Também há referências a outros modelos da marca, como o Veyron, visíveis na dupla entrada de ar no tejadilho (funcional) e numa postura mais “plantada”, com a frente ligeiramente mais inclinada.

A isso somam-se um novo spoiler, para-choques redesenhados e saídas de escape montadas na vertical. Mantêm-se igualmente alguns traços de identidade da Bugatti, como a grelha em ferradura em alumínio e as óticas traseiras com assinatura em “X”.

Por dentro, o habitáculo também foi retrabalhado, com destaque para o padrão xadrez verde - tartan -, fornecido por uma casa parisiense de tecidos de luxo, e para o amplo uso de fibra de carbono com acabamento em tom esverdeado.

Como se trata de um coupé, o Brouillard traz ainda a icónica linha iluminada em forma de “C” no interior, que vimos estrear no Bugatti Chiron.

8,0 litros, 16 cilindros e quatro turbos

Por baixo da carroçaria exclusiva segue o motor W16 tetraturbo com 8,0 litros e 1600 cv, que transmite o binário às quatro rodas através de uma caixa de dupla embraiagem de sete velocidades.

Tal como no Mistral, os números são absurdos - velocidade máxima acima de 440 km/h -, mas o objetivo do Brouillard é outro: personalização total e a exclusividade de existir como peça única.

Nem todos podem aderir ao Solitaire

E não é só pelo custo fora de escala de encomendar um modelo único: estima-se que o Bugatti Brouillard - que estará exposto na próxima semana no Pebble Beach Concours, mas só será entregue em 2027 -, tenha custado 13 milhões de euros, mais caro até do que o La Voiture Noire. O valor final deverá continuar no segredo dos deuses.

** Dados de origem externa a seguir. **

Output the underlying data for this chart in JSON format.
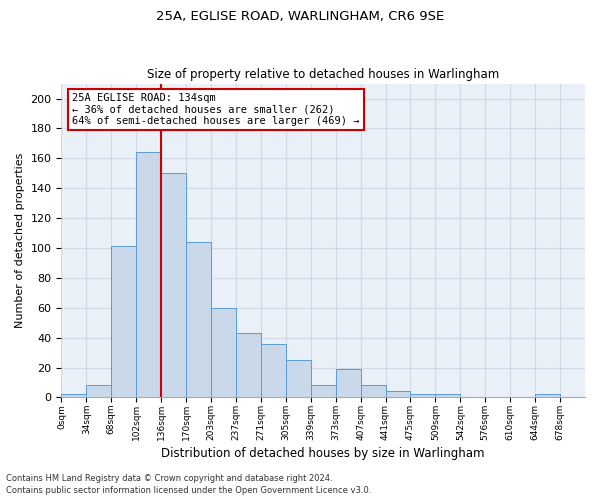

A Bugatti afirma que, para entrar neste programa exclusivo e poder encomendar um modelo único, é preciso já ter histórico com a marca e também uma coleção.

A nova divisão consegue criar um modelo único a cada seis meses e tudo aponta para que já existam mais projetos em desenvolvimento - desta vez com base no novo Tourbillon e no seu V16 híbrido. E é possível que nem todos venham a público, caso os clientes prefiram manter tudo em privado.